Review Prompts (Study Prompts)

  • What are the key approaches to anthropological research?

  • How do the subdisciplines compare and differ? Where does applied anthropology fit?

  • What are the subfields of biological anthropology and their unique contributions?

  • What is science? What is the scientific method? How does science differ from other ways of knowing?


Quick Reference: Figures and Essential Facts (from the text)

  • Human genetic similarity: ~99.9% across individuals (Figure 1.1).

  • The four major subdisciplines plus the common mention of the fifth (applied anthropology).

  • Eve of Naharon as a key example of underwater paleobiology and early human presence in the Americas.

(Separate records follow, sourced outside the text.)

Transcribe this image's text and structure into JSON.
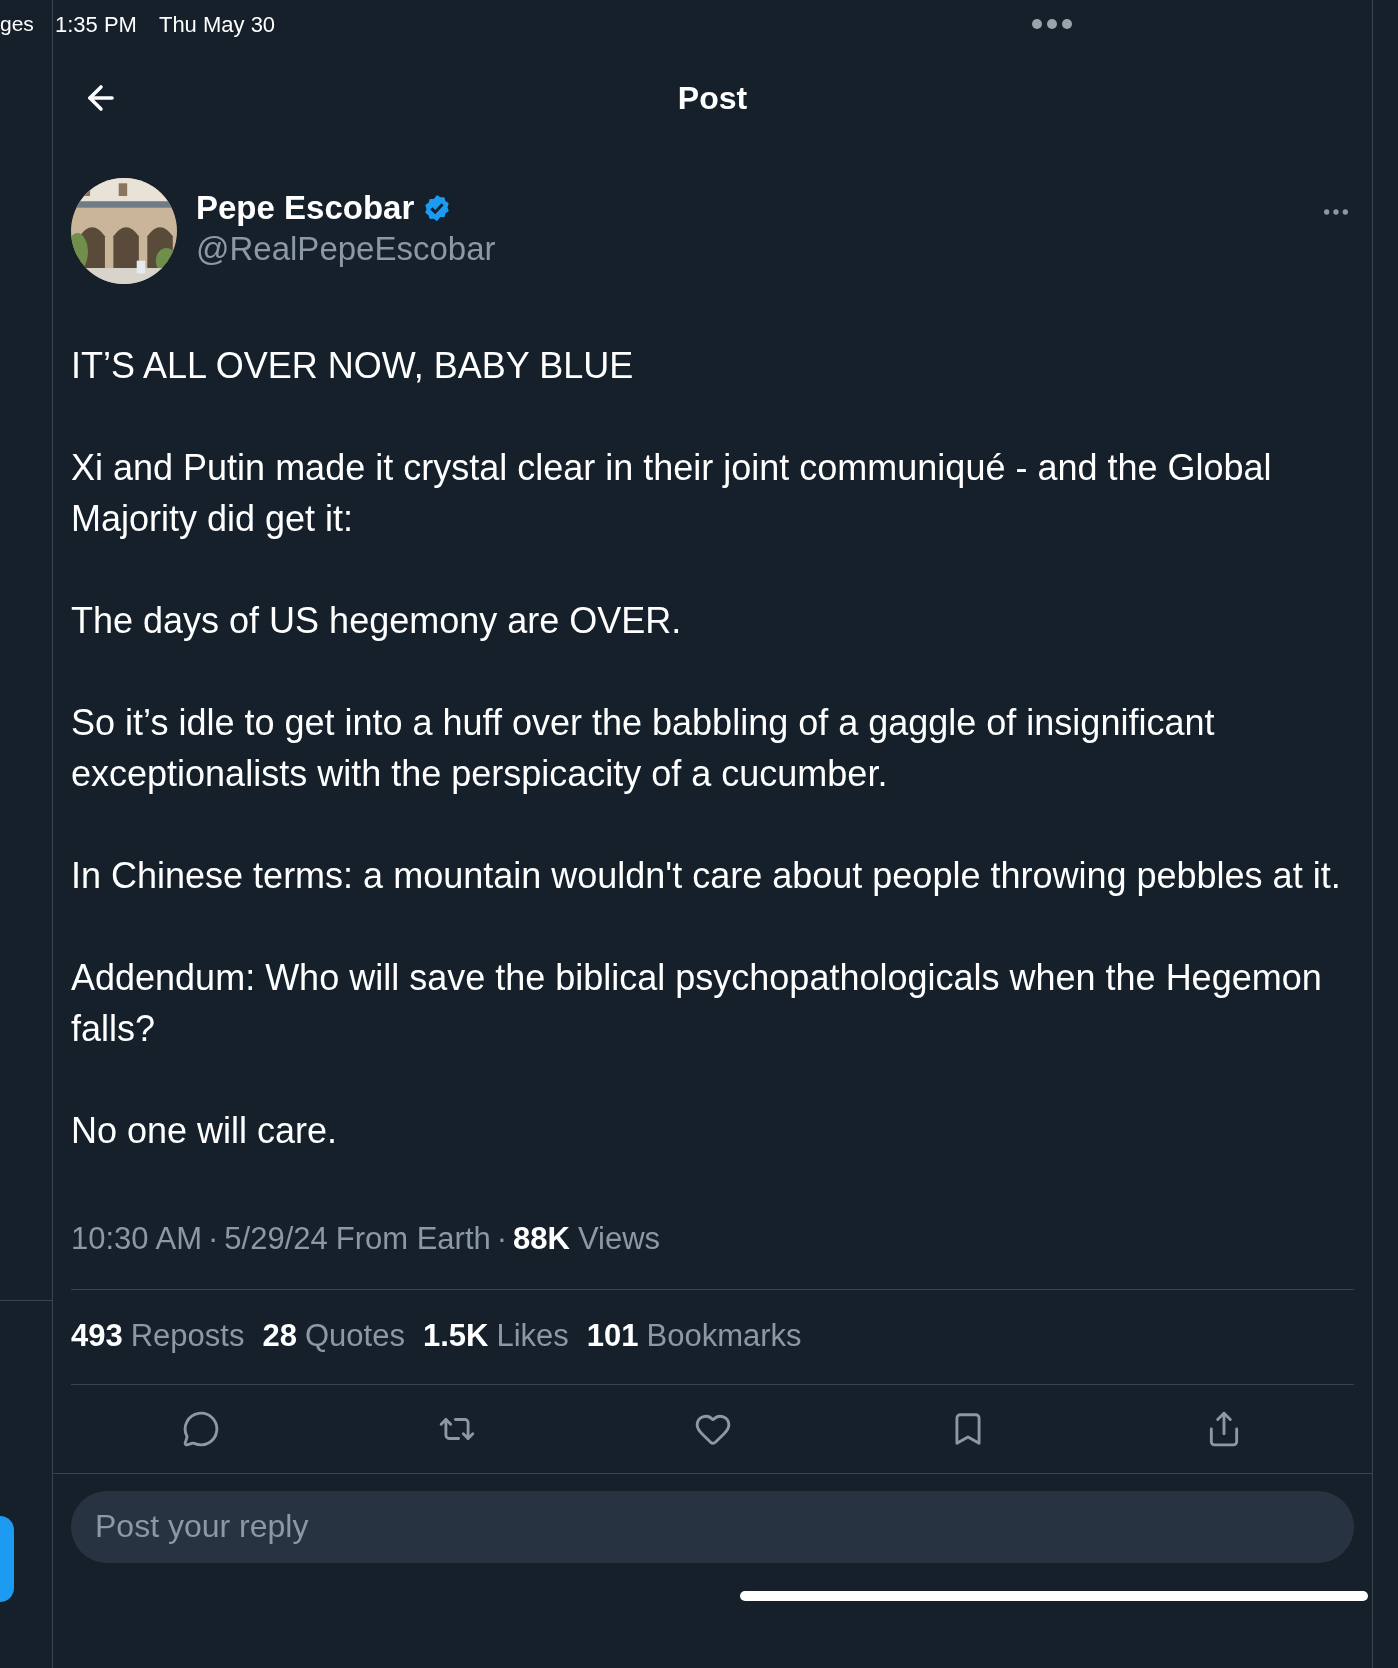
{
  "status_bar": {
    "left_app_cut": "ges",
    "time": "1:35 PM",
    "date": "Thu May 30"
  },
  "header": {
    "title": "Post"
  },
  "author": {
    "name": "Pepe Escobar",
    "verified": true,
    "handle": "@RealPepeEscobar"
  },
  "post": {
    "paragraphs": [
      "IT’S ALL OVER NOW, BABY BLUE",
      "Xi and Putin made it crystal clear in their joint communiqué - and the Global Majority did get it:",
      "The days of US hegemony are OVER.",
      "So it’s idle to get into a huff over the babbling of a gaggle of insignificant exceptionalists with the perspicacity of a cucumber.",
      "In Chinese terms: a mountain wouldn't care about people throwing pebbles at it.",
      "Addendum: Who will save the biblical psychopathologicals when the Hegemon falls?",
      "No one will care."
    ]
  },
  "meta": {
    "time": "10:30 AM",
    "separator_1": "·",
    "date": "5/29/24",
    "source": "From Earth",
    "separator_2": "·",
    "views_count": "88K",
    "views_label": "Views"
  },
  "stats": [
    {
      "count": "493",
      "label": "Reposts"
    },
    {
      "count": "28",
      "label": "Quotes"
    },
    {
      "count": "1.5K",
      "label": "Likes"
    },
    {
      "count": "101",
      "label": "Bookmarks"
    }
  ],
  "reply": {
    "placeholder": "Post your reply"
  }
}
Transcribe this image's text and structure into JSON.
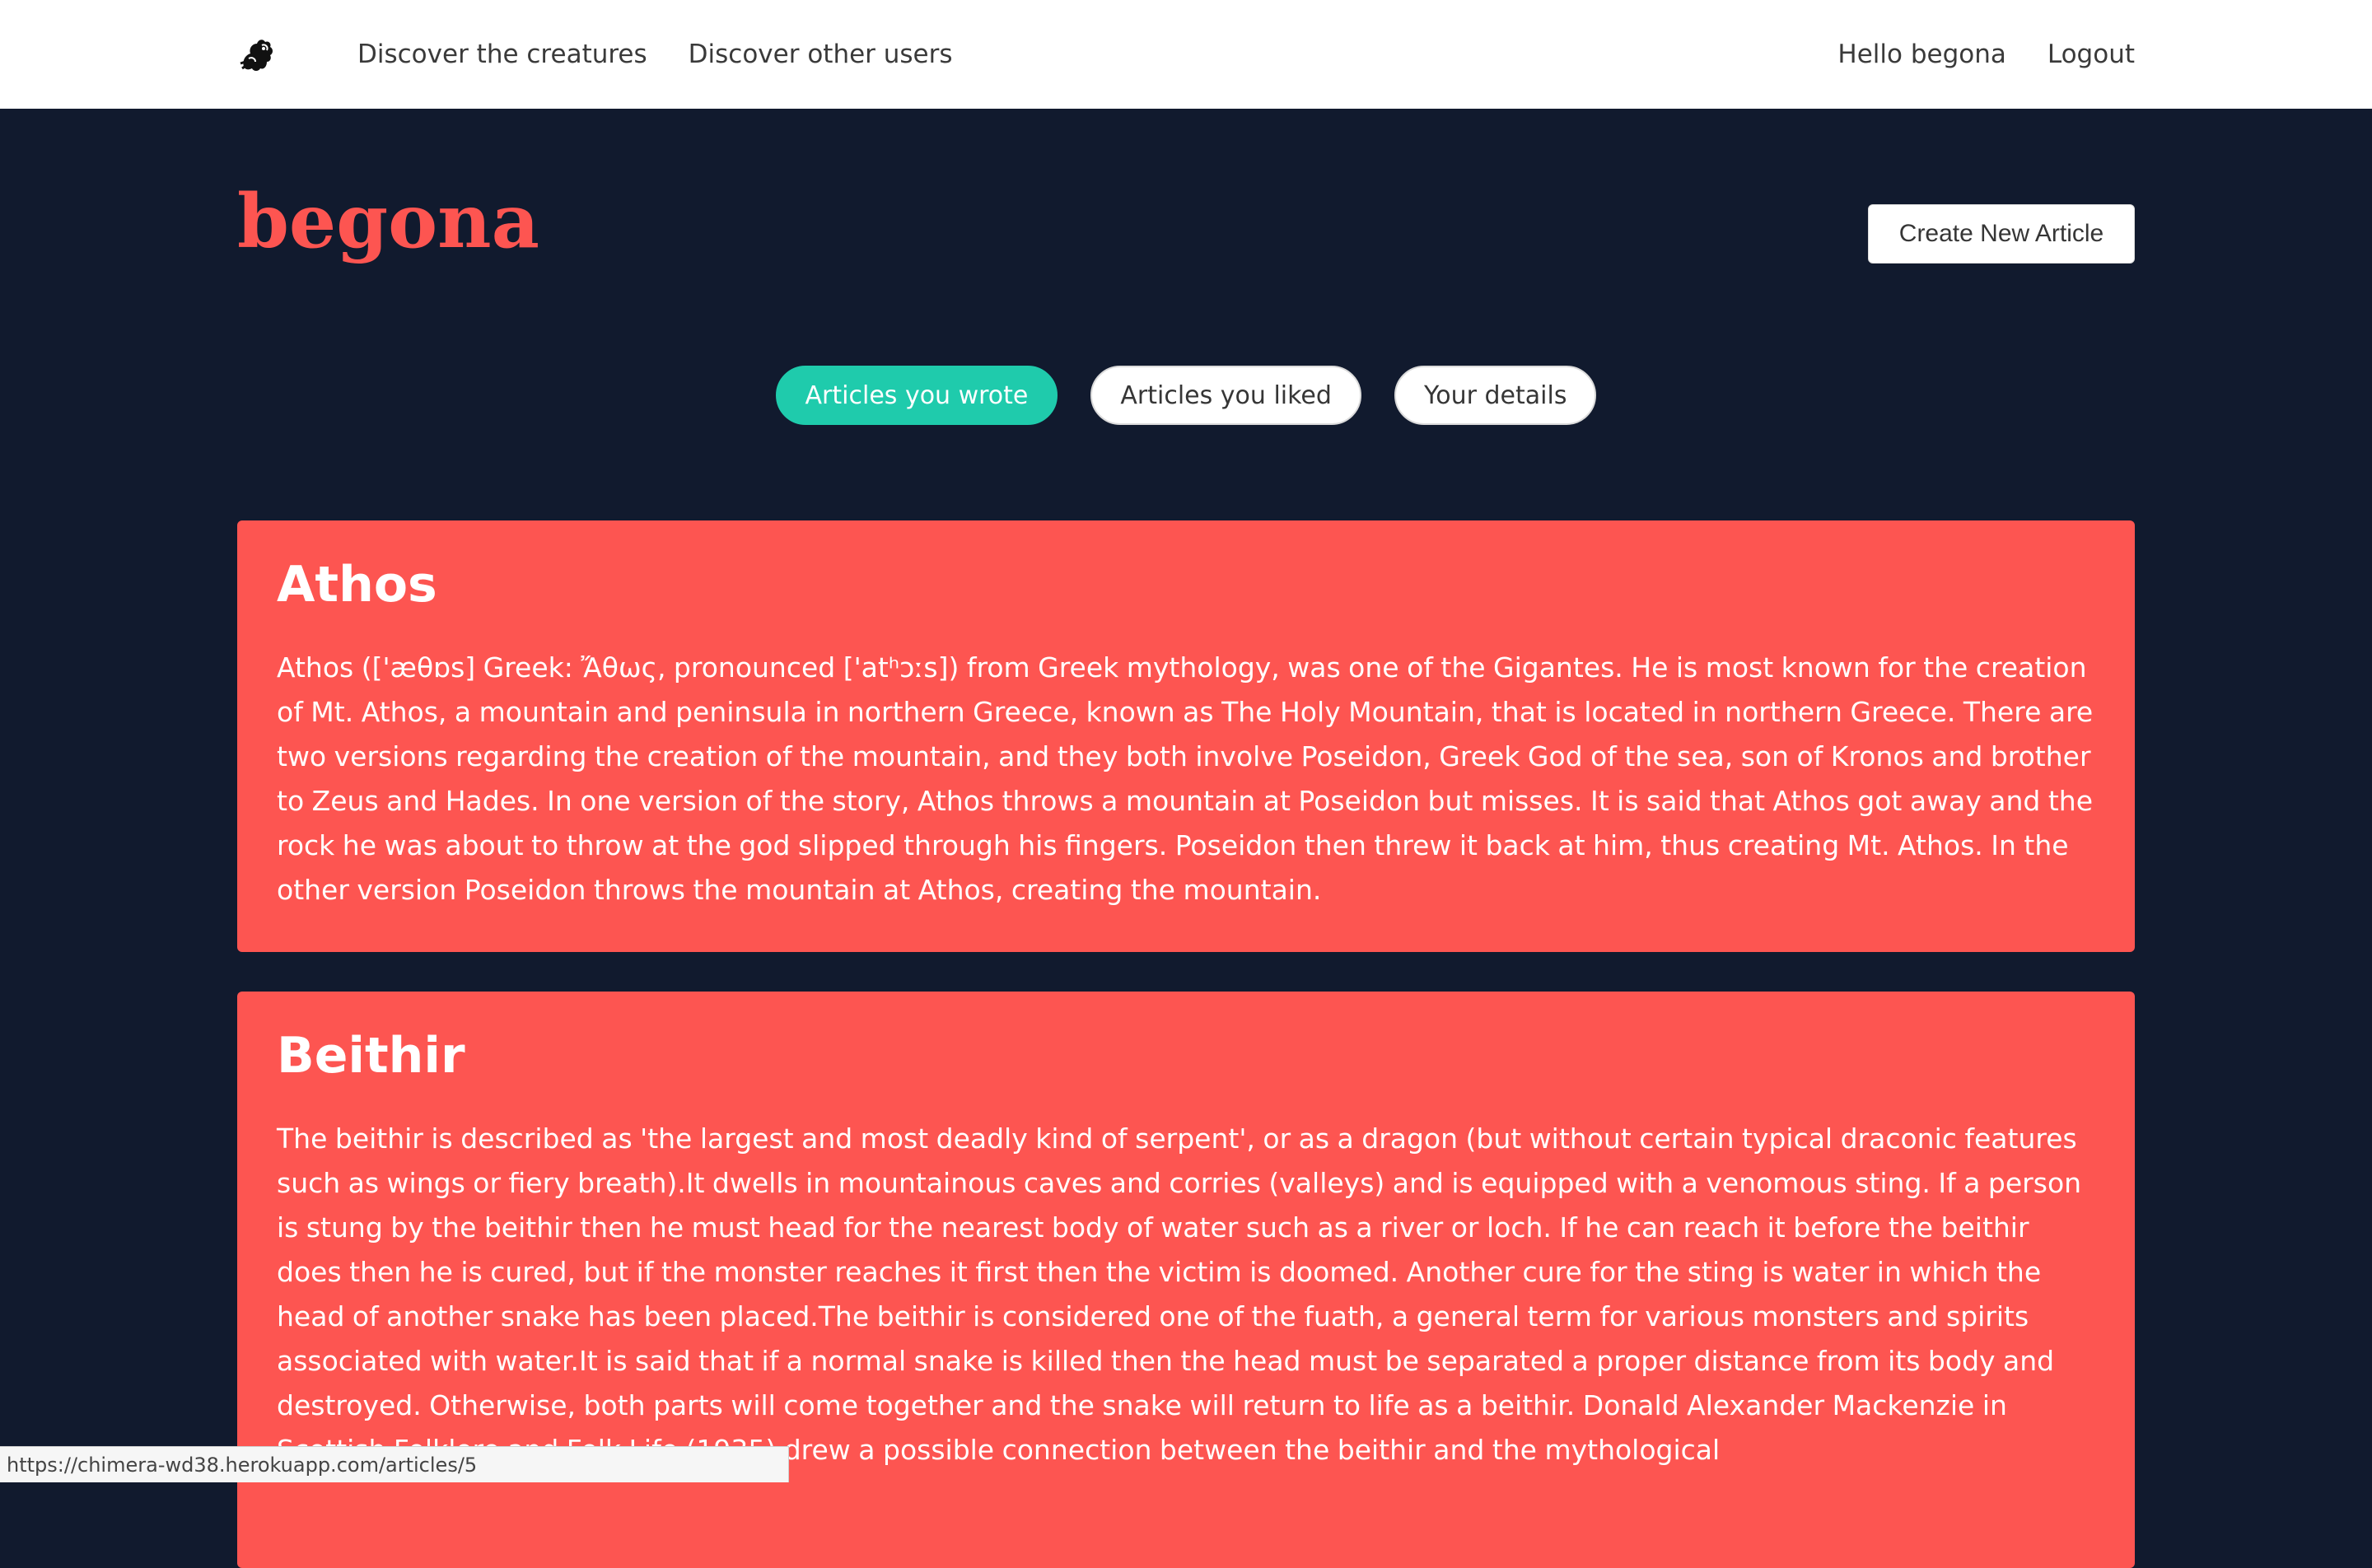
{
  "nav": {
    "logo_icon": "chimera-creature-icon",
    "links": [
      "Discover the creatures",
      "Discover other users"
    ],
    "greeting": "Hello begona",
    "logout": "Logout"
  },
  "profile": {
    "username": "begona",
    "create_button": "Create New Article"
  },
  "tabs": {
    "active_index": 0,
    "items": [
      "Articles you wrote",
      "Articles you liked",
      "Your details"
    ]
  },
  "articles": [
    {
      "title": "Athos",
      "body": "Athos (['æθɒs] Greek: Ἄθως, pronounced ['atʰɔːs]) from Greek mythology, was one of the Gigantes. He is most known for the creation of Mt. Athos, a mountain and peninsula in northern Greece, known as The Holy Mountain, that is located in northern Greece. There are two versions regarding the creation of the mountain, and they both involve Poseidon, Greek God of the sea, son of Kronos and brother to Zeus and Hades. In one version of the story, Athos throws a mountain at Poseidon but misses. It is said that Athos got away and the rock he was about to throw at the god slipped through his fingers. Poseidon then threw it back at him, thus creating Mt. Athos. In the other version Poseidon throws the mountain at Athos, creating the mountain."
    },
    {
      "title": "Beithir",
      "body": "The beithir is described as 'the largest and most deadly kind of serpent', or as a dragon (but without certain typical draconic features such as wings or fiery breath).It dwells in mountainous caves and corries (valleys) and is equipped with a venomous sting. If a person is stung by the beithir then he must head for the nearest body of water such as a river or loch. If he can reach it before the beithir does then he is cured, but if the monster reaches it first then the victim is doomed. Another cure for the sting is water in which the head of another snake has been placed.The beithir is considered one of the fuath, a general term for various monsters and spirits associated with water.It is said that if a normal snake is killed then the head must be separated a proper distance from its body and destroyed. Otherwise, both parts will come together and the snake will return to life as a beithir. Donald Alexander Mackenzie in Scottish Folklore and Folk Life (1935) drew a possible connection between the beithir and the mythological"
    }
  ],
  "status_bar": {
    "url": "https://chimera-wd38.herokuapp.com/articles/5"
  },
  "colors": {
    "background": "#111a2e",
    "accent": "#fd5551",
    "active_tab": "#1fcbac"
  }
}
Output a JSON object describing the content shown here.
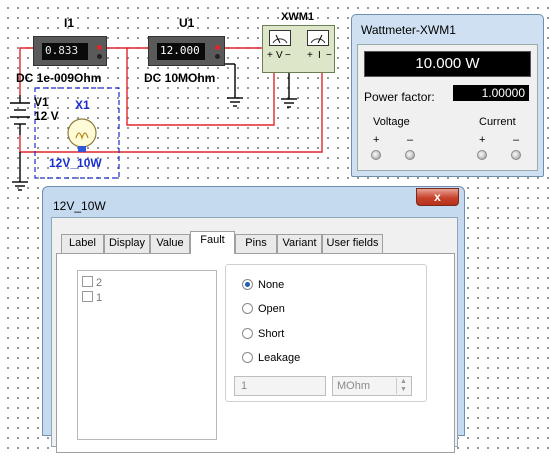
{
  "schematic": {
    "ammeter": {
      "ref": "I1",
      "reading": "0.833",
      "spec": "DC  1e-009Ohm"
    },
    "voltmeter": {
      "ref": "U1",
      "reading": "12.000",
      "spec": "DC  10MOhm"
    },
    "wattmeter_symbol": {
      "ref": "XWM1",
      "v_label": "V",
      "i_label": "I"
    },
    "battery": {
      "ref": "V1",
      "value": "12 V"
    },
    "lamp": {
      "ref": "X1",
      "value": "12V_10W"
    }
  },
  "wattmeter_window": {
    "title": "Wattmeter-XWM1",
    "power_display": "10.000 W",
    "power_factor_label": "Power factor:",
    "power_factor_value": "1.00000",
    "voltage_label": "Voltage",
    "current_label": "Current",
    "plus": "+",
    "minus": "–"
  },
  "dialog": {
    "title": "12V_10W",
    "close_glyph": "x",
    "tabs": [
      "Label",
      "Display",
      "Value",
      "Fault",
      "Pins",
      "Variant",
      "User fields"
    ],
    "active_tab": "Fault",
    "pins": [
      "2",
      "1"
    ],
    "fault_options": [
      "None",
      "Open",
      "Short",
      "Leakage"
    ],
    "selected_fault": "None",
    "leakage_value": "1",
    "leakage_unit": "MOhm"
  },
  "colors": {
    "wire": "#e0262a",
    "lamp_outline": "#1a2fd0",
    "titlebar": "#c5d9ef"
  }
}
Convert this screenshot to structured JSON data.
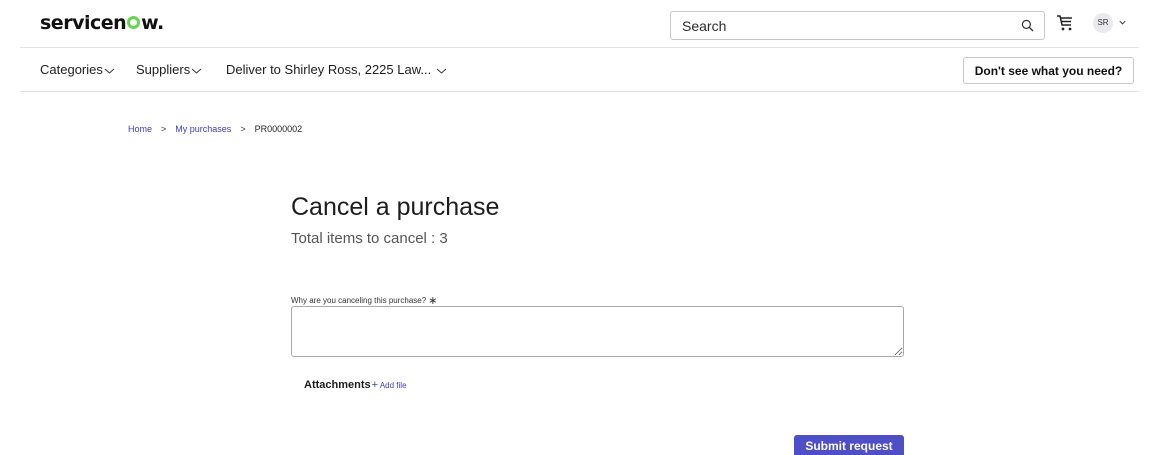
{
  "header": {
    "logo_text": "servicenow.",
    "search": {
      "placeholder": "Search"
    },
    "avatar_initials": "SR"
  },
  "nav": {
    "items": [
      {
        "label": "Categories"
      },
      {
        "label": "Suppliers"
      },
      {
        "label": "Deliver to Shirley Ross, 2225 Law..."
      }
    ],
    "help_button": "Don't see what you need?"
  },
  "breadcrumb": {
    "home": "Home",
    "sep": ">",
    "my_purchases": "My purchases",
    "current": "PR0000002"
  },
  "main": {
    "title": "Cancel a purchase",
    "subtitle": "Total items to cancel : 3",
    "reason_label": "Why are you canceling this purchase?",
    "required_mark": "∗",
    "reason_value": "",
    "attachments_label": "Attachments",
    "add_file_plus": "+",
    "add_file_label": "Add file",
    "submit_label": "Submit request"
  },
  "colors": {
    "accent": "#4e4ec7",
    "link": "#3b41b5",
    "brand_green": "#62d84e"
  }
}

  • The six subfields of biological anthropology: primatology, paleoanthropology, molecular anthropology, bioarchaeology, forensic anthropology, and human biology.

  • The scientific method is iterative and non-linear in practice; exploration, serendipity, and collaboration drive discovery.

  • The Sapir–Whorf hypothesis (linguistic relativity) and its critiques illustrate how language and culture interact with thought.

  • The interplay between science and belief systems, including Indigenous knowledge, in understanding the human condition.


Conclusion

  • Anthropology integrates multiple ways of knowing to understand humanity’s origins, variability, and shared traits.

  • The field emphasizes evidence-based inquiry, ethical engagement with communities, and openness to diverse knowledge systems, while maintaining a rigorous scientific framework.

  • The ultimate question remains: What does it mean to be biologically human, given our shared ancestry and rich cultural diversity?